DJUSD is more than stingy in approving needed services however if he had gone to a group home, it is my understanding that doesn’t come out of their budget. It’s been a while since I was involved but I believe a placement in a group home comes out of another pot of money.
The primary responsibility of a school system is to provide education. In Marsh’s case, it looks like DJUSD did an exemplary job of identifying the fact that this particular child had emotional/psychological issues. He had an IEP and was seen by district mental health professionals. In addition, he had health insurance and was seen by private mental health providers, including having been hospitalized twice for mental health issues.
How much more can we realistically expect a school district to provide to a single child? How much would it cost for the school district to provide more mental health services to a single child? How many other children would lose educational opportunities if district money were shifted to provide more extensive mental health services?

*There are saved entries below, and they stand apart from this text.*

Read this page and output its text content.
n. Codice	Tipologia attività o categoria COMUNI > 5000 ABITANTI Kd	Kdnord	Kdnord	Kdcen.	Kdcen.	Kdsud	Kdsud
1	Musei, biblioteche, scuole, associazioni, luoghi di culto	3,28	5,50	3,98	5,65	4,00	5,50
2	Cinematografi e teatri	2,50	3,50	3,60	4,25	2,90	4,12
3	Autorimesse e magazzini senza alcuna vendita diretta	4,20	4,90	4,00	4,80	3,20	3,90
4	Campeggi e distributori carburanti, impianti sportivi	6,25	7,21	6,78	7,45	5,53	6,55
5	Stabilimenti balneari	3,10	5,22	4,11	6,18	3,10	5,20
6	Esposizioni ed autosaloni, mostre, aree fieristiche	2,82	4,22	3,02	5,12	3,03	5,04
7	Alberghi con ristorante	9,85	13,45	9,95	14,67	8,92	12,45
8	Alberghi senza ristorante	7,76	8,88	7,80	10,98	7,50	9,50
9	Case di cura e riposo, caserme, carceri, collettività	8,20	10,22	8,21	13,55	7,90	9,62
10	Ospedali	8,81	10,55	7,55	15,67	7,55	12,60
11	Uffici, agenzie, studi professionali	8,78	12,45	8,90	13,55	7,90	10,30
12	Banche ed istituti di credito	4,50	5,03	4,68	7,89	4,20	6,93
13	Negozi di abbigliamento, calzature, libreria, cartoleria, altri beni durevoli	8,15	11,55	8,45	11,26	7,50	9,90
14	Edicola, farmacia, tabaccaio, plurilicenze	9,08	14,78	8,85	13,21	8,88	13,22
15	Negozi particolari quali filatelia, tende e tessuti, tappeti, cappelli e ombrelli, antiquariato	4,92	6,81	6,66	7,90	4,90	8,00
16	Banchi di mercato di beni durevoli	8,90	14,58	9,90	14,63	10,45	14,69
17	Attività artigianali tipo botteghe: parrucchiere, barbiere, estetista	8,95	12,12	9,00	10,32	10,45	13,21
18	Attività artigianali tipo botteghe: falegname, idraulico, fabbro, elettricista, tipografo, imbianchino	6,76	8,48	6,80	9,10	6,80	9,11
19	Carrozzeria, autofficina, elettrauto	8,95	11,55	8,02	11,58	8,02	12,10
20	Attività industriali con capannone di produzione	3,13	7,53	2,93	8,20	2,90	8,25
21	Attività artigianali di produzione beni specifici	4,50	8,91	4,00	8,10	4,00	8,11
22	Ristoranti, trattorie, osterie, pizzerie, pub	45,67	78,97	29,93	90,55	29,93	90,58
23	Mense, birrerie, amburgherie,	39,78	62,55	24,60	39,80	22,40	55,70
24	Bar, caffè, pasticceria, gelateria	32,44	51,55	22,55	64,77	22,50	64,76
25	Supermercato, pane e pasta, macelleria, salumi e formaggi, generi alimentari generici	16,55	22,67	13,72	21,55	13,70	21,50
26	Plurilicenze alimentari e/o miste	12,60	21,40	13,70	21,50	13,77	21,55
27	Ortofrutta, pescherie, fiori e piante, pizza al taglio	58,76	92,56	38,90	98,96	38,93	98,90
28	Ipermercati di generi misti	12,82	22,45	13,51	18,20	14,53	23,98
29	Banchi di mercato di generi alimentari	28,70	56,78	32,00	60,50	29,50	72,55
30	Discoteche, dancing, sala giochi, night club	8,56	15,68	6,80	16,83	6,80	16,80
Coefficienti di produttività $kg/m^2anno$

Yes, there were some serious system failures here, particularly a lack of communication and coordination between the multitude of mental health providers and counselors who had contact with this child over the years. It is unclear whether better coordination and communication between these mental health providers would have made any difference. But, either way, it is not realistic to expect a school system to be responsible for the failures of our mental health care system.
So many “trusted adults” who would not be or could not be trustworthy.
“they are penny-pinchers when it comes to non-education-related expenses associated with IEPs. They fight tooth-and-nail to provide the lowest level of services and when challenged they get petulant and stubborn. (This is my opinion only”
IN my experience, they were much worse than that. Their offerings are consistently too little, too late. And it is inaccurate to characterize necessary services as non-education related. Schools are charged with educating mentally handicapped, learning disabled, autistic, physically disabled…this is the on-going argument the parents of children with special needs face.
Are sports education related? Art? Music? Speech therapy? Physical education?
As to how much a district can spend on one child, the answers is they are charged with giving each child a free and appropriate education. When there are obstacles that prevent them from learning, they are charged with support, remediation and accommodations. They are not allowed to accept and educated only the children who will cost them the least to educate. This is the basis of special education and parents of children with special needs are faced with this attitude all the time. We have laws that say we have to create the infrastructure for people in wheel chairs to use the sidewalks and restaurants and bathrooms even though it adds considerably to building costs. It is the law and we seem to have accepted it for the most part. The school identified marsh as being seriously emotionally disturbed, this means his emotional disturbance was an impediment to his education. The outcome for most kids who get too little too late is usually a lack of access to higher education, limited job choices, depression and shame that is very private.
I repeat myself but had Marsh postponed becoming homicidal but continued to fail, DJUSD could have foregone the daily stipend they got from various sources for each day he actually attended school and placed him in a group home which is funded by other sources and he would have had the supervision, structure and services that would more likely met his needs.